演示在多个部署场景(例如,Google Cloud上的Apache Flink,AWS上的Apache Spark,Apache Apex内部部署)上运行的相同波束管道。
瞥见Beam将来面临的一些挑战。
Query the Application, Not a Database: “Interactive Queries” in Kafka’s Streams API
by Matthias Sax, Engineer, Confluent
video, slide
Kafka Streams allows to build scalable streaming apps without a cluster. This “Cluster-to-go” approach is extended by a “DB-to-go” feature: Interactive Queries allows to directly query app internal state, eliminating the need for an external DB to access this data. This avoids redundantly stored data and DB update latency, and simplifies the overall architecture, e.g., for micro-services.
以下内容来自谷歌翻译:
Kafka Streams允许构建可扩展的流应用而无需集群。这种“即插即用”方法通过“数据即发”功能扩展:交互查询允许直接查询应用程序内部状态,从而无需外部数据库来访问此数据。这避免了冗余存储的数据和DB更新延迟,并且简化了整体架构,例如用于微服务。
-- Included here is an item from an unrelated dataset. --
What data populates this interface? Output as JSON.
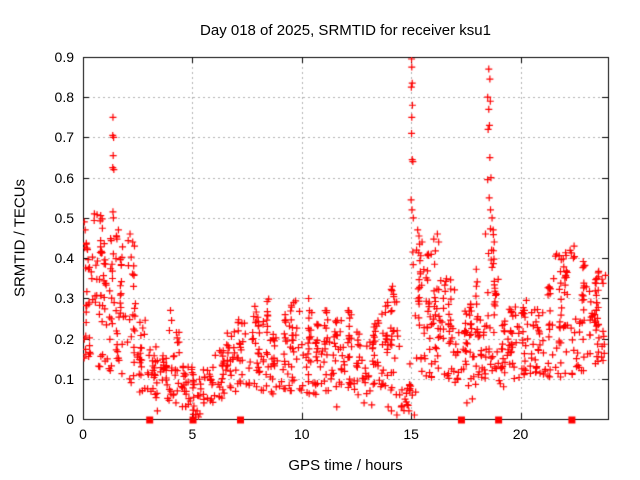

Real-Time Document Rankings with Kafka Streams
by Hunter Kelly, Senior Software/Data Engineer, Zalando
video, slide
The HITS algorithm creates a score for documents; one is “hubbiness”, the other is “authority”. Usually this is done as a batch operation, working on all the data at once. However, with careful consideration, this can be implemented in a streaming architecture using KStreams and KTables, allowing efficient real time sampling of rankings at a frequency appropriate to the specific use case.
以下内容来自谷歌翻译:
HITS算法为文档创建分数;一个是“喧嚣”,另一个是“权威”。通常这是作为批处理操作完成的,同时处理所有数据。然而,仔细考虑,这可以在使用KStreams和KTables的流式架构中实现,允许以适合特定用例的频率进行有效的实时抽样排序。
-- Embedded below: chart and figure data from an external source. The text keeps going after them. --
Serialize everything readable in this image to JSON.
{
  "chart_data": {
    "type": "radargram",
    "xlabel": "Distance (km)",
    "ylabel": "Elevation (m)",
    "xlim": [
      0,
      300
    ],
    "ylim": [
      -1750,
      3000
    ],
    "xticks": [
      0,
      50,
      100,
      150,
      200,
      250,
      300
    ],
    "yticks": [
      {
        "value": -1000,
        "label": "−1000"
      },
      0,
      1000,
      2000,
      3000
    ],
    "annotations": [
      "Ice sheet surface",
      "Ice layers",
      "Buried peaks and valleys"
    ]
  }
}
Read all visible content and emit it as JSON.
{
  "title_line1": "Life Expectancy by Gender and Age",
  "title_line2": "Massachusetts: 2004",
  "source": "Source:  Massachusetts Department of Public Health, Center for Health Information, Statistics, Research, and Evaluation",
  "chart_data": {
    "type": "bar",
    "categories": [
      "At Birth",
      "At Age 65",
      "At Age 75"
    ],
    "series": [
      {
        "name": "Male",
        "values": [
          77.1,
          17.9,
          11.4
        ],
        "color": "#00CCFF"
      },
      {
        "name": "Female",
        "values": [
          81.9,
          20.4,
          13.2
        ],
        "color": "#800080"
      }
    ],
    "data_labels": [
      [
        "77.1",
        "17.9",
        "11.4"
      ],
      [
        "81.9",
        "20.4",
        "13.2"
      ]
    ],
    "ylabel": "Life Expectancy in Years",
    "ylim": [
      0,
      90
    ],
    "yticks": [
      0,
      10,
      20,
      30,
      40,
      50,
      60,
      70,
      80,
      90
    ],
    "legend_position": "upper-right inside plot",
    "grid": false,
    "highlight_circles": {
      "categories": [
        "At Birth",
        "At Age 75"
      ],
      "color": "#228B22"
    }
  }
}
Streaming Processing in Python – 10 ways to avoid summoning Cuthulu
by Holden Karau, Principal Software Engineer, IBM
video, slide
<3 Python & want to process data from Kafka? This talk will look how to make this awesome. In many systems the traditional approach involves first reading the data into the JVM and then passing the data to Python, which can be a little slow, and on a bad day results in almost impossible to debug. This talk will look at how to be more awesome in Spark & how to do this in Kafka Streams.
以下内容来自谷歌翻译:
<3 Python&想要从Kafka处理数据?这个讲话会看起来如何使这个真棒。在许多系统中,传统的方法包括首先将数据读入JVM,然后将数据传递给Python,这可能有点慢,而在糟糕的一天,几乎不可能调试。这个演讲将会在Spark中如何做得更好,如何在Kafka Streams中执行此操作。